Громадью его жизненных планов совсем не мешают обузы и докуки, которые люди выдумывают себе в оправдание безответственной немощи: где будем жить, на какую зарплату, сроднится ли единой семьёй несходство трёх разных характеров.
- Поместимся в одной моей квартирке, я возьму её к себе в подмастерья, а по нутру мы почти одинаковы. Всё будет в порядке.
После смены мой добрый товарищ принарядился в белую рубашку, пышно взбил симпатишный свой чуб, и к сему ещё натёр щёки ядрёным парфюмом.
Я с подковыркой прикрыл нос от удушающего аромата:
- Фу-ууу,.. выпей стопку для храбрости.
- Не волнуйся, зайчонок. Мне не нужна твоя алкогольная отвага. Сила живёт в моём сердце.
Это правда. Если моя смелость – я бы даже сказал патетически, героизм – рождается в минуты высочайшего духовного подъёма, когда нужно во имя великой идеи пожертвовать собой и отдать жизнь, свою заячью – и я громко стучу копытами об землю, вызванивая трусливое сердце из пяток, силком вытягивая его оттуда за длинные уши… - тьфу, слишком длинно получилось… То мой Янка совсем по-простому храбр да отважен как былинный богатырь. И стоит лишь одному из большущей компании слегка зацепить Янкину гордость, иль мужество, как он тут же навешает всем остальным по ушам, невзирая на свои синяки, раны, рёбра.
Вот только вернулся он грустный, как задрипанный уличный пёс – сначала потерявший цепочку с ошейником, а потом и хозяина. Ничего не сказал, смотрел сквозь меня, и в ужине поковырялся только для виду.

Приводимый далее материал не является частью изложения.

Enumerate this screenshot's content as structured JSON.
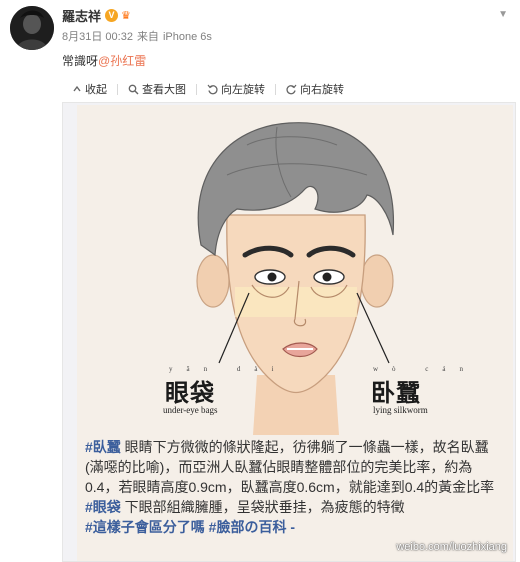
{
  "post": {
    "author": "羅志祥",
    "verified_badge": "V",
    "timestamp": "8月31日 00:32",
    "source_prefix": "来自",
    "source": "iPhone 6s",
    "text": "常識呀",
    "mention": "@孙红雷"
  },
  "toolbar": {
    "collapse": "收起",
    "view_large": "查看大图",
    "rotate_left": "向左旋转",
    "rotate_right": "向右旋转"
  },
  "image": {
    "label_left": {
      "pinyin": "yǎn dài",
      "chinese": "眼袋",
      "english": "under-eye bags"
    },
    "label_right": {
      "pinyin": "wò cán",
      "chinese": "卧蠶",
      "english": "lying silkworm"
    },
    "caption": {
      "p1_tag": "#臥蠶",
      "p1_text": " 眼睛下方微微的條狀隆起，彷彿躺了一條蟲一樣，故名臥蠶(滿噁的比喻)，而亞洲人臥蠶佔眼睛整體部位的完美比率，約為0.4，若眼睛高度0.9cm，臥蠶高度0.6cm，就能達到0.4的黃金比率",
      "p2_tag": "#眼袋",
      "p2_text": " 下眼部組織臃腫，呈袋狀垂挂，為疲態的特徵",
      "p3_tag1": "#這樣子會區分了嗎",
      "p3_tag2": " #臉部の百科 -"
    },
    "watermark": "weibo.com/luozhixiang",
    "colors": {
      "skin": "#f6d9bd",
      "hair": "#8a8a8a",
      "background": "#f5efe8",
      "hashtag": "#3b5e9c",
      "mention": "#eb7350"
    }
  }
}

А к полуночи выдулся, глядя мимо пустыми окулярами насекомой стрекозы:
- Собирайся – завтра мы уезжаем домой. Вдвоём. Но я вместе с тобой не поеду. Чухай один, а я следующим поездом.
- Почему так? что случилось? – Мне не нужно было от него долгих и нудных объяснений; но хоть парочку слов, чтоб понять где собака зарыта, и откуда ещё её тлен завоняет.
Он усмехнулся, презирая меня и жалея. – Знаешь, что она ответила, когда я предложил переехать, с мальчонкой? Что радостно жить можно только с тобой, а ко мне бегать раз в неделю, на полчасика для удовольствия. – От этих заново повторённых фраз его смеющаяся гримаса оскалилась настоящей злостью. Я приготовился к драке – вернее, к своему избиению.
Но Янка сдержался:
- Удивительно, Юра. Бабы нутром пригорают к твоей душе, а чревом к моему херу. Нет в тебе силы мужицкой – но вот кругом ты мне гадишь, Юрочка. Змей подколодный.
Дедушка Пимен, если я расскажу ему об этой истории, обязательно успокоит в оправдание: - Ты не серчай на Янку, что он тебя на бабу променял. Для тебя с этой девчонкой была всего лишь мужская забава, бравурный наигрыш – и ты невредимый вернулся домой. А Янка, может, влюбился всерьёзку, решив похерить своё одиночество. Посочуствуй ему. –
Хорошо, дед. Но мне тоже погано. Почему я у баб, в отличье от беспардонного наглого Янки, вызываю только нежные чувства – а не ярость желанья? отчего я такой простоватый, нескладный, носатый?
Эх, дедуня – мне бы новое тело ко старой душе.